La memoria es un compromiso ético. Hay que reivindicar el uso público de la historia, que diría Jürgen Habermas, para devolver la memoria histórica a los escenarios de la vida social, y uno de ellos es la escuela. Por ello nos metimos con el tema de Atocha en las aulas. Junto con mi amigo Javier Soria, realizamos una experiencia con motivo del 30 aniversario con el alumnado de 4º de ESO del instituto Salvador Allende de Fuenlabrada. Investigamos lo sucedido, proyectamos “Siete días de enero”, de Juan Antonio Bardem, recorrimos los lugares de los hechos (Atocha 55, El abrazo de Juan Genovés en Antón Martín, Sindicato vertical, Salesas, Fundación Abogados de Atocha). El colofón fue un encuentro con Alejandro Ruiz-Huerta y la elaboración un vídeo de 50 minutos, que aún sigo usando para tratar nuestra Historia reciente. Abordamos la transición acercándonos a los hechos con objetividad, que no con neutralidad, para formar ciudadanos conscientes, críticos y comprometidos con la mejora de su sociedad, no mera mano de obra para el mercado. También organizamos un curso de formación sobre memoria histórica con otros institutos de Fuenlabrada en el que íbamos a presentar la experiencia. Pero fue prohibido por el gobierno de Esperanza Aguirre.
Esta prohibición fue una auténtica vergüenza que nos obligó a realizar el curso al margen de la administración educativa. Y un ejemplo más de las resistencias de la derecha a esta cuestión. Son numerosos los incumplimientos de la Ley de Memoria Histórica e incluso la burla a los familiares de las víctimas, como hizo el desvergonzado Rafael Hernando. Lo más reciente es la negativa del alcalde del PP de Casasimarro (Cuenca) a colocar una placa en un parque con el nombre de una de las víctimas de Atocha, Ángel Rodríguez Leal, natural del pueblo. Su argumento no puede ser más peregrino: “No herir sensibilidades”. Es lo que he dado en llamar el negacionismo del Partido Popular.

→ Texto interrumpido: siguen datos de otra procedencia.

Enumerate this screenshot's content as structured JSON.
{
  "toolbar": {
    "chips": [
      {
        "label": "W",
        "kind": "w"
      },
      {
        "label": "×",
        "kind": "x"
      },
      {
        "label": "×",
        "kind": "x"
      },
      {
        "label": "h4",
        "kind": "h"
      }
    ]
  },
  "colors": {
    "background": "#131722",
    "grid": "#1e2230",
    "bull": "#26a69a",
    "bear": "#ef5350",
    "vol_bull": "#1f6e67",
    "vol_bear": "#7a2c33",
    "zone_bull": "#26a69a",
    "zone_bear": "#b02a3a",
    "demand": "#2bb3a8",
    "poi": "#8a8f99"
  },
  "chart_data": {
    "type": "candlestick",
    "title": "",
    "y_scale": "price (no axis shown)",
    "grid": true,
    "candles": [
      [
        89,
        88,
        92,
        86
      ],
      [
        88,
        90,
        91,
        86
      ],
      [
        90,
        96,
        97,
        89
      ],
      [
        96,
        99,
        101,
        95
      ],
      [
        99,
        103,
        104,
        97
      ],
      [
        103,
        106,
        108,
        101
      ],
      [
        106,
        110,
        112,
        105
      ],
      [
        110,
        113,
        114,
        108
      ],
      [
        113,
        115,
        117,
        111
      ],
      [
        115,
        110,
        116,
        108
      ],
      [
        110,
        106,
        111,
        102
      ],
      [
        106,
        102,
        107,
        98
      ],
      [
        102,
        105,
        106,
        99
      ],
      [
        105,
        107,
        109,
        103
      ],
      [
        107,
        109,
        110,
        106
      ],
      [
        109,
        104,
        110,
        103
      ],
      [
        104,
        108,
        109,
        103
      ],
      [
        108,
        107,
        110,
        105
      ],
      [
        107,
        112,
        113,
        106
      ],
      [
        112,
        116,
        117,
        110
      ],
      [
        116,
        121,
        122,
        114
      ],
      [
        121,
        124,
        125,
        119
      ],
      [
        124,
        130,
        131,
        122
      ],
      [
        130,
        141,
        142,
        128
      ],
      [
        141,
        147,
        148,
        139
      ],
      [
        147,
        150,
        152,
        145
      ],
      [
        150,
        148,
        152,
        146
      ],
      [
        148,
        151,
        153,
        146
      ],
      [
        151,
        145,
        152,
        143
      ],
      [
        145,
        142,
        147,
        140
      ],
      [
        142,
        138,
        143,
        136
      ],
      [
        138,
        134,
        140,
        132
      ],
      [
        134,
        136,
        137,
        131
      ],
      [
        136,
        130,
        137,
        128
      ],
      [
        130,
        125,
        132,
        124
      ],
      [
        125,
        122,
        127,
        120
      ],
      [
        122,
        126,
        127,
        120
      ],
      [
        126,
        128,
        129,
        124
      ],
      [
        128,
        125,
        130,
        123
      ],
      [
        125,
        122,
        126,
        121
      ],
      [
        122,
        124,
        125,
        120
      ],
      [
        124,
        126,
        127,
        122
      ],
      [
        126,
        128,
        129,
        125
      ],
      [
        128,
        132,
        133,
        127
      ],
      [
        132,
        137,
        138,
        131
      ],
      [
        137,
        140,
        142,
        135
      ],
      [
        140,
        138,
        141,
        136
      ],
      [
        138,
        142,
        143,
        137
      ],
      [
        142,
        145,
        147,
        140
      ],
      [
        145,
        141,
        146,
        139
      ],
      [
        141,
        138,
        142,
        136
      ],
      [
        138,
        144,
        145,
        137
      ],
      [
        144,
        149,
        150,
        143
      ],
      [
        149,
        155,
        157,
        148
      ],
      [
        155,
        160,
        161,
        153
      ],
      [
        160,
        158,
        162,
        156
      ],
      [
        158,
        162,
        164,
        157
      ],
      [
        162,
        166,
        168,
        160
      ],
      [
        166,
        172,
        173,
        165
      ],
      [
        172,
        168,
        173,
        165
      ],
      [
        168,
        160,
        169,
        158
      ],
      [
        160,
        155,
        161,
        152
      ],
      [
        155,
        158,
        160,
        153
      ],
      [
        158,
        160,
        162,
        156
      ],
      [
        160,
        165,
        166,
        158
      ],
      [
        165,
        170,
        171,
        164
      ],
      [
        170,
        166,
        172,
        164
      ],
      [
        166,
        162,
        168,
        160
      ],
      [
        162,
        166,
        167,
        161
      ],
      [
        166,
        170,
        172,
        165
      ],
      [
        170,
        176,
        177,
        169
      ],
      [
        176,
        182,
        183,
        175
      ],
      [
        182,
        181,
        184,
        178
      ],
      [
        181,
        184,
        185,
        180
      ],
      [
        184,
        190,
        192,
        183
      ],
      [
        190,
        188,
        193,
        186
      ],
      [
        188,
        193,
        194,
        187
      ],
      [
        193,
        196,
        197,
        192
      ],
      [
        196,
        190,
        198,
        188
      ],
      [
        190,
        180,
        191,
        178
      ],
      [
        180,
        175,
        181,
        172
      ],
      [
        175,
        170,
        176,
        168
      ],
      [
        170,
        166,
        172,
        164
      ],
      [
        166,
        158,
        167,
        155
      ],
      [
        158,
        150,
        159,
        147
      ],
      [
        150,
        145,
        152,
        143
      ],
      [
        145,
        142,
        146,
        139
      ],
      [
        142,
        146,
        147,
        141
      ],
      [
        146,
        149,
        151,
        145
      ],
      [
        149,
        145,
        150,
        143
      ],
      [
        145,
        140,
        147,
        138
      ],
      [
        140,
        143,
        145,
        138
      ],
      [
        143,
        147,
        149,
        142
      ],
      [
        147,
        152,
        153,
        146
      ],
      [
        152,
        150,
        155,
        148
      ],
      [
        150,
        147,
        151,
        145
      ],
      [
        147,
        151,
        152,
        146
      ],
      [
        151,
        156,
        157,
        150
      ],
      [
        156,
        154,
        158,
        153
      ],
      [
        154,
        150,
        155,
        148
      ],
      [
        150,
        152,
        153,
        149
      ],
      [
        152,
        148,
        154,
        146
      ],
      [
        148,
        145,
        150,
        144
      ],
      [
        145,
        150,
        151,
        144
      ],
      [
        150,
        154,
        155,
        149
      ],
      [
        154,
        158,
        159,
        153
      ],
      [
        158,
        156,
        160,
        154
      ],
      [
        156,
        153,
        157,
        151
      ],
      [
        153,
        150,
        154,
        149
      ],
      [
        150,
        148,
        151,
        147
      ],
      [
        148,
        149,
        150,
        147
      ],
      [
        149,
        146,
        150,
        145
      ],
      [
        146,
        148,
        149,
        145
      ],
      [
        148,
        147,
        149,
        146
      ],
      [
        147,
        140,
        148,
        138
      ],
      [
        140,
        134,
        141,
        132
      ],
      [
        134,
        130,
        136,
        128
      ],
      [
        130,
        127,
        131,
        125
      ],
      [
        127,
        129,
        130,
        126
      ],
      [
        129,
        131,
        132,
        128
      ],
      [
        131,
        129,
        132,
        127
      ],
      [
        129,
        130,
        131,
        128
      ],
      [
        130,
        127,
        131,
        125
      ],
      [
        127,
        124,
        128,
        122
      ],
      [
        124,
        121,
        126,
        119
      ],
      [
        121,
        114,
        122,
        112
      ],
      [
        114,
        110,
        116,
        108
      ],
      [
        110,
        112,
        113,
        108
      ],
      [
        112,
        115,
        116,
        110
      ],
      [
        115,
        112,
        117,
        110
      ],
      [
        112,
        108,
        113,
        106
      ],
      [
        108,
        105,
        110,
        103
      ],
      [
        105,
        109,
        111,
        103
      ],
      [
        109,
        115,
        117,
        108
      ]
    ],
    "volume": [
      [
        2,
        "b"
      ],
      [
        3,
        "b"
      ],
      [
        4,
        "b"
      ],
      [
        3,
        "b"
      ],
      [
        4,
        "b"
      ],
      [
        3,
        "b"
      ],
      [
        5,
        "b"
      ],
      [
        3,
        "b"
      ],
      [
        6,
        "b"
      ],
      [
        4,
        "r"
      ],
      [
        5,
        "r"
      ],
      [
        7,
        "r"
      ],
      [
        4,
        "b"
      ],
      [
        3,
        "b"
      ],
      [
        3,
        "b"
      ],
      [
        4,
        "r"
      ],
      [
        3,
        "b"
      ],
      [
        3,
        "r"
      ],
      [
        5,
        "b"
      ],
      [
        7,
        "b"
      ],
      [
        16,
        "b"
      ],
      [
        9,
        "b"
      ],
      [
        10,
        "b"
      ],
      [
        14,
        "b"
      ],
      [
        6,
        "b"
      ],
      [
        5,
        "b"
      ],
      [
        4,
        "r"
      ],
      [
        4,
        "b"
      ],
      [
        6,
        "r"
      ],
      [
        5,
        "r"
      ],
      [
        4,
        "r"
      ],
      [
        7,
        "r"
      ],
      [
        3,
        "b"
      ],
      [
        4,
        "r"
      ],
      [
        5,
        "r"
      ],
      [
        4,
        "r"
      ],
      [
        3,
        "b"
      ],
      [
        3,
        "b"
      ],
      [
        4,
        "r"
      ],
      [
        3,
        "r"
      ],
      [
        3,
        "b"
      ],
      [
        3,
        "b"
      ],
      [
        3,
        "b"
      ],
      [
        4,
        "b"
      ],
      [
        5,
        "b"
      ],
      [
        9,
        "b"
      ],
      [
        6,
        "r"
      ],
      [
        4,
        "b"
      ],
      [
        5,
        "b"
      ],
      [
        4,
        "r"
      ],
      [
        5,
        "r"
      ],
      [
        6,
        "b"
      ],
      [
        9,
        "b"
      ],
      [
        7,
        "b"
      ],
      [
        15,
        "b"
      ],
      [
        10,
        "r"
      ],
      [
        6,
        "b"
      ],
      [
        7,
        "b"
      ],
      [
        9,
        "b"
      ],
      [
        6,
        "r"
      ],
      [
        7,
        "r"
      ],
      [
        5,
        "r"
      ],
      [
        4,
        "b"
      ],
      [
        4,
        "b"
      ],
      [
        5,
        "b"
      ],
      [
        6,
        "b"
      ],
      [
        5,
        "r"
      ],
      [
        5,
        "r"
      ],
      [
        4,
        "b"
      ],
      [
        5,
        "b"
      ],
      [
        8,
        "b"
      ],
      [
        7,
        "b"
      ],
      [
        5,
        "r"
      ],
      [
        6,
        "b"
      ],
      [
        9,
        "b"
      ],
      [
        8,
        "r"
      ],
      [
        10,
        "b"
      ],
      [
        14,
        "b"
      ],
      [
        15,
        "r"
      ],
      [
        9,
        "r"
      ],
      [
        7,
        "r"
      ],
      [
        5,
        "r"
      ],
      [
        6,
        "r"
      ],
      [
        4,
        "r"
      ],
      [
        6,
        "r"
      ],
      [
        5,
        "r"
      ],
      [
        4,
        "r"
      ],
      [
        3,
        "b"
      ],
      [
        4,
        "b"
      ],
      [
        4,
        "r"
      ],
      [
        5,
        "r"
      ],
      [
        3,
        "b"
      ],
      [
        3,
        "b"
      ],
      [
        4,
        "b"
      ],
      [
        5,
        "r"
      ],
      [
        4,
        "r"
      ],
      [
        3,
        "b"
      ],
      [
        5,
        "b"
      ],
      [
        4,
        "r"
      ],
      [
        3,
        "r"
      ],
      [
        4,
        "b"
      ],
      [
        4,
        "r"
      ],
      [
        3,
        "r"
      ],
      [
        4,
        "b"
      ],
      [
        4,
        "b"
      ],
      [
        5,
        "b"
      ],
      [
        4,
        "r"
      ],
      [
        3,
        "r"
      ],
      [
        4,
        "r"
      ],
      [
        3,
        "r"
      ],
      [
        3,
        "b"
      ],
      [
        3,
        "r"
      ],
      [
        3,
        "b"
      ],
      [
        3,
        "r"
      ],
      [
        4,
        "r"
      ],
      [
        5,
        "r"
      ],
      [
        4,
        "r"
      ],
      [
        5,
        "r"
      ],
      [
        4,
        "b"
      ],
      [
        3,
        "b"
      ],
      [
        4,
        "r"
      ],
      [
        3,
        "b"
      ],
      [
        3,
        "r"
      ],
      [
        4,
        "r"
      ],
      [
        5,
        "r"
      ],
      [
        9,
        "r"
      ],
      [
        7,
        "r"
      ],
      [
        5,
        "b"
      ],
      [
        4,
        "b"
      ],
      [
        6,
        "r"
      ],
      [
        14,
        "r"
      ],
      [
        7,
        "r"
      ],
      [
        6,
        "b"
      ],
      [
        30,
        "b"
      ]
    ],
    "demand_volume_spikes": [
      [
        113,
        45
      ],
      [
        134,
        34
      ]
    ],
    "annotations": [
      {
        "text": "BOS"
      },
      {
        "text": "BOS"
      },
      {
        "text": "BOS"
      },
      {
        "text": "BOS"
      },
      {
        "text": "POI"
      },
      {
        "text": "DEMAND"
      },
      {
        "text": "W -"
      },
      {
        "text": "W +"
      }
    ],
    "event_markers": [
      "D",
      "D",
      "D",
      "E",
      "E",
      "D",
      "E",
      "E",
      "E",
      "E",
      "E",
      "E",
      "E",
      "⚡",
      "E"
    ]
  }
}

Estas resistencias reflejan la textura moral de la derecha. Lo que dijo Juan Gelman al recibir el premio Cervantes sintetiza lo que significa su actitud: “Dicen que no hay que remover el pasado, que no hay que tener ojos en la nuca, que hay que mirar adelante y no encarnizarse en reabrir viejas heridas. Están perfectamente equivocados. Las heridas aún no están cerradas. Laten en el subsuelo de la sociedad como un cáncer sin sosiego. Su único tratamiento es la verdad. Y luego, la justicia. Sólo así es posible el olvido ciudadano (…) Y sospecho que no pocos de quienes preconizan la destitución del pasado en general, en realidad quieren la destitución de su pasado en particular”. Gelman sabía bien de lo que hablaba, pues su hija, su hijo y su nuera fueron secuestrados y asesinados por la dictadura argentina, y tuvo la suerte de recuperar una nieta robada. De ahí su empeño, como el de muchos, en defender que la memoria es una forma inevitable de justicia.